The alternative Amsterdam you haven’t seen

Amsterdam. The place where famously anything goes and our liberal side is set free. Did you know that there’s more to Amsterdam, beyond its parties and nightlife? I found out how, in an extended spring weekend trip.

On arrival in Amsterdam, I remembered I had a full day to myself. My usual travel companion couldn’t join me due to work commitments and my excited family visitors weren’t due to arrive until tomorrow. What would you check out alone in a new city? My current home in Dublin rarely receives warm sunshine. My solution was therefore to take adventure of this brilliant weather, leave the city center behind for now and explore Amsterdamse Bos (Amsterdam Forest) – sprawling acres of greenspace right next to the airport. Luckily, I’d just caught the tail end of the annual cherry blossom festival in the Bloesempark. Petals fell infinitely slowly with every tug of wind, a magical sight. Families had set up picnics to admire the view for the morning. I was in good company.

Keen to train a little for an upcoming long-distance hike (more on this in a future article), I explored the rest of the forest. Conservatively, I walked 10km around its lakes and discovered a hidden coffee shop within the forest – a worthwhile venture for locals and tourists alike. After heading back to the city, the remainder of the day was well spent exploring canals and surfing Amsterdam’s many trams.

The city feels like it’s bustling, particularly as you step out of Central station. A city filled with great architecture and an astounding amount of cyclists (and bicycles) everywhere. To reiterate: there are bikes everywhere, including multi-layer dedicated bike parks. You could fill an afternoon with people-watching – I saw one guy speeding along on his bike, with a handlebar in his left hand and suitcase chasing him with his right. Impressive!

Meeting up with family, we journeyed around as public-transport-savvy tourists. The Netherlands is not known for its affordability, but the attractions are first-class. A day trip to Keukenhof gardens, in which they have an annual spring tulip display, was a sight to see. Every spring colour you could imagine. The Dutch are immensely proud of their tulip farms (as they should be), and its importance in culture goes way back to “tulip mania” in their tulip stock market. I certainly made good use of my macro lens, and I wasn’t the only one – keen photographers were crawling all over the grass for the perfect shot. What do you think of mine?

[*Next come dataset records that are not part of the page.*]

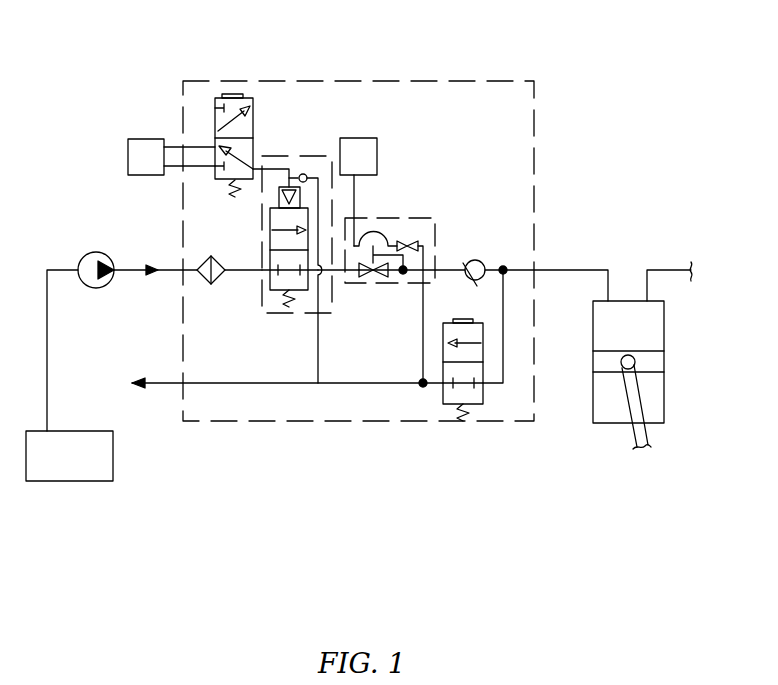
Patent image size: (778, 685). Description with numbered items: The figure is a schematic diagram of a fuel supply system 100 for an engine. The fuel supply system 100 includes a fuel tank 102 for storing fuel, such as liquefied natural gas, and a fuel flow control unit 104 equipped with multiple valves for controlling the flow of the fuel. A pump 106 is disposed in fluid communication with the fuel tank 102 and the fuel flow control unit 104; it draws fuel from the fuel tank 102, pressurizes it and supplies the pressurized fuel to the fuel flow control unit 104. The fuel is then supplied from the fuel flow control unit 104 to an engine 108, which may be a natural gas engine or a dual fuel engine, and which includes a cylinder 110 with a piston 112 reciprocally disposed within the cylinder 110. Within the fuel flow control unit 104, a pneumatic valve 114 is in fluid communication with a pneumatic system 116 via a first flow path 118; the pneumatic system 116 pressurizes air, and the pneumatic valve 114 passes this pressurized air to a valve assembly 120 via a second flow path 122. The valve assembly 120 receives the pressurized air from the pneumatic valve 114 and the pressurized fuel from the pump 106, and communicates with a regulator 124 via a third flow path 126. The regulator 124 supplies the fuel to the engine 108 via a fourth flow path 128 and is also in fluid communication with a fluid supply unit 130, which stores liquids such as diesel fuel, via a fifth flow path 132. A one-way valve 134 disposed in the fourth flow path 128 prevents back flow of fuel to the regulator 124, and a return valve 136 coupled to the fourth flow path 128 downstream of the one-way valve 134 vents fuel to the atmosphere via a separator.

The fuel supply system 100 is at (102, 54).
The fuel tank 102 is at (84, 468).
The fuel flow control unit 104 is at (318, 80).
The pump 106 is at (100, 251).
The engine 108 is at (673, 355).
The cylinder 110 is at (664, 328).
The piston 112 is at (664, 358).
The pneumatic valve 114 is at (215, 104).
The pneumatic system 116 is at (160, 171).
The first flow path 118 is at (174, 168).
The valve assembly 120 is at (306, 155).
The second flow path 122 is at (277, 169).
The regulator 124 is at (423, 217).
The third flow path 126 is at (337, 273).
The fourth flow path 128 is at (447, 268).
The fluid supply unit 130 is at (372, 171).
The fifth flow path 132 is at (355, 193).
The one-way valve 134 is at (476, 260).
The return valve 136 is at (443, 397).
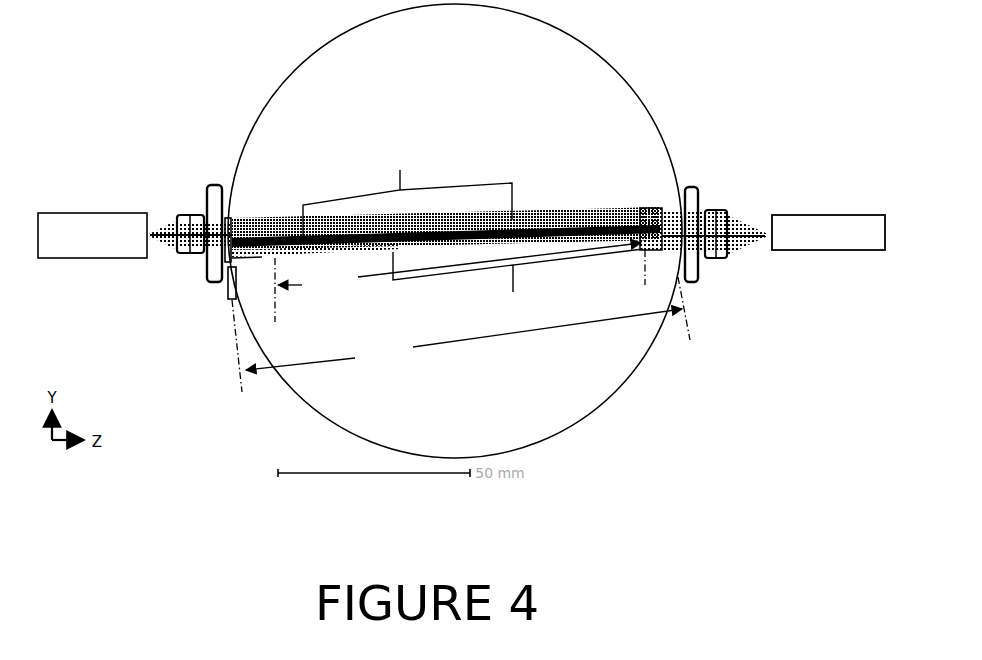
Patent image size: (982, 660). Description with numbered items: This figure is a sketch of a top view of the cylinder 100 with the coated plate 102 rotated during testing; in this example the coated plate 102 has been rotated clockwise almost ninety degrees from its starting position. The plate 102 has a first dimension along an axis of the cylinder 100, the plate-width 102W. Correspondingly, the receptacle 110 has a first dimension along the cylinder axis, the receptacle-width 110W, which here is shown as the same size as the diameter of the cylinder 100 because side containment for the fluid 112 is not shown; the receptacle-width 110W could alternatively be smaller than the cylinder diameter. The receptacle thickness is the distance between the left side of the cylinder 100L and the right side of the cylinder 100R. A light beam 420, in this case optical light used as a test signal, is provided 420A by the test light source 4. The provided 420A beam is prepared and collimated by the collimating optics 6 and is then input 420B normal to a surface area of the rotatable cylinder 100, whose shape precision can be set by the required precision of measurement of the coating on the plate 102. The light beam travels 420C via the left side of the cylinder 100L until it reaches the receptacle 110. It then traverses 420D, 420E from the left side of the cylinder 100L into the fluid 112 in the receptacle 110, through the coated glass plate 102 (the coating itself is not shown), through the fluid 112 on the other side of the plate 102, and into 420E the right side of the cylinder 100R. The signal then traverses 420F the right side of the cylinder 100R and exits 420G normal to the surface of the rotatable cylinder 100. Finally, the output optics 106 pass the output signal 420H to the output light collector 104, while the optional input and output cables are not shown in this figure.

The test light source 4 is at (92, 235).
The collimating optics 6 is at (193, 178).
The cylinder 100 is at (438, 231).
The left side of the cylinder 100L is at (455, 117).
The right side of the cylinder 100R is at (455, 344).
The coated plate 102 is at (583, 213).
The plate-width 102W is at (460, 282).
The output light collector 104 is at (828, 232).
The output optics 106 is at (727, 150).
The receptacle 110 is at (223, 268).
The receptacle-width 110W is at (461, 334).
The fluid 112 is at (258, 257).
The light beam 420 is at (438, 216).
The provided light beam 420A is at (173, 226).
The input light beam 420B is at (227, 222).
The light beam traveling through left side 420C is at (272, 223).
The light beam traversing receptacle 420D is at (407, 192).
The light beam entering right side 420E is at (518, 281).
The light beam traversing right side 420F is at (657, 218).
The exiting light beam 420G is at (682, 206).
The output signal 420H is at (737, 220).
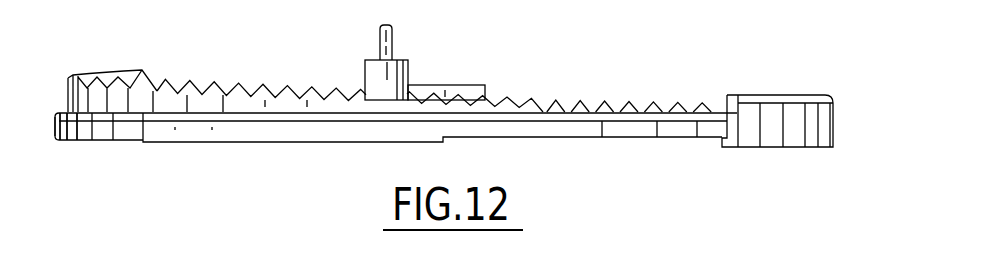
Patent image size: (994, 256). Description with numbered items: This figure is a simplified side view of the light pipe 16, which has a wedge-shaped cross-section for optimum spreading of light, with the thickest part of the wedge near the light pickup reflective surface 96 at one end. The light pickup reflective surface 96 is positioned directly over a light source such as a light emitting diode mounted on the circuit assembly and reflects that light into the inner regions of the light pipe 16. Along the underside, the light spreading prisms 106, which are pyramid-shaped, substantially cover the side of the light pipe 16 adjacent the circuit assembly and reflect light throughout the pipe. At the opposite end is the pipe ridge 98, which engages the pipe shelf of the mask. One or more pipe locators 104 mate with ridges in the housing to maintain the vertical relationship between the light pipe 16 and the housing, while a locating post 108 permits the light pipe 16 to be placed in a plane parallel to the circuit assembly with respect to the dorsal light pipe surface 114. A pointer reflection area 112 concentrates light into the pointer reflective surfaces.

The light pipe 16 is at (82, 138).
The light pickup reflective surface 96 is at (83, 78).
The pipe ridge 98 is at (823, 118).
The pipe locators 104 is at (320, 132).
The light spreading prisms 106 is at (222, 85).
The locating posts 108 is at (365, 60).
The pointer reflection area 112 is at (455, 87).
The dorsal light pipe surface 114 is at (615, 128).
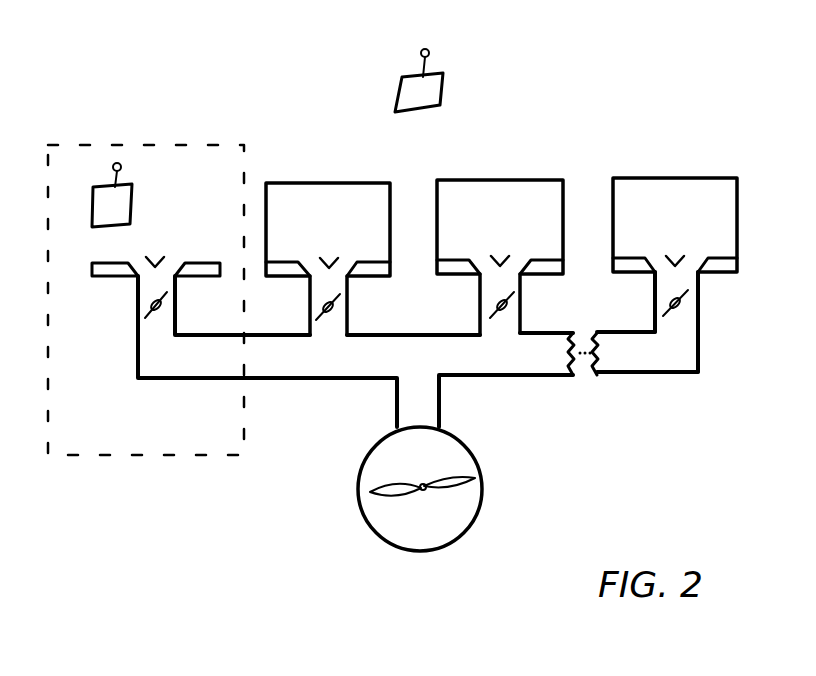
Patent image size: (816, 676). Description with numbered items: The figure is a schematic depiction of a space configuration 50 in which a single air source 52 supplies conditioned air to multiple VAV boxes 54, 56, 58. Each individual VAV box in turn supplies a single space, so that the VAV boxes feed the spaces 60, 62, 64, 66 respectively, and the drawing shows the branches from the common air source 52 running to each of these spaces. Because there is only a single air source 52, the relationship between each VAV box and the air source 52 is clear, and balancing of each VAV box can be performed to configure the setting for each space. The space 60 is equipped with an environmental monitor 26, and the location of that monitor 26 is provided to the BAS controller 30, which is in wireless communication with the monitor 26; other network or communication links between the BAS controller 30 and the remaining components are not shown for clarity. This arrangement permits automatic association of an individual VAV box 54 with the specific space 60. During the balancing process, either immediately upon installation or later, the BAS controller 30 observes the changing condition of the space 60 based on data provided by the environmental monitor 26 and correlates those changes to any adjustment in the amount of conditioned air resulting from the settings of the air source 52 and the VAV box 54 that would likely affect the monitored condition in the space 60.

The following day saw us feasting on what I can confirm are the best omelettes in Europe at the cleverly named Omelegg. They will make almost any variation of omelette for you, cooked to perfection. The next logical step after a good breakfast? A relaxing canal tour. As touristy as it gets but worthwhile with great views, perspectives and stories only seen from the water.

Of course, Amsterdam is very well known for its museums. We opted to check out Rijksmuseum, famous for its displays of Van Gogh and Rembrandt. We were surprised that the Van Gogh display was actually rather lacklustre.. but Rembrandt’s extensive collection did not disappoint. The rest of the gallery is filled with Dutch historical pieces dating as far back as 1100AD. Don’t miss the sections covering Napoleon and the Dutch Republic; it’s quite interesting. It was a great way to finish the trip – I left the city feeling cultured and looking forward to my follow-up trip in May.

My recommendations and tips for Amsterdam, particularly in early Spring:

  • Book accommodation and everything else early – prices are high from March to October.
  • Pick up either a Holland Pass or Iamsterdam card for the best attraction value.
  • Public transport in Amsterdam is great, especially the trams. It’s included with the passes above too. Amsterdam is also very walkable, built on a flat area.
  • Find some elevated establishments to get a view of the city. The Skylounge at DoubleTree is great (but be prepared to pay a premium for food/drink). Check out this list.
  • If you’re not confident in bike-riding, I wouldn’t suggest trying it in Amsterdam. The city is great for cyclists, but it is chaotic. In fact, even as a pedestrian, watch out for motorised scooters that might mow you down on the footpath.
  • Time your trip to see the cherry blossoms if you can, but they only last about a week.

What was your favourite part of Amsterdam?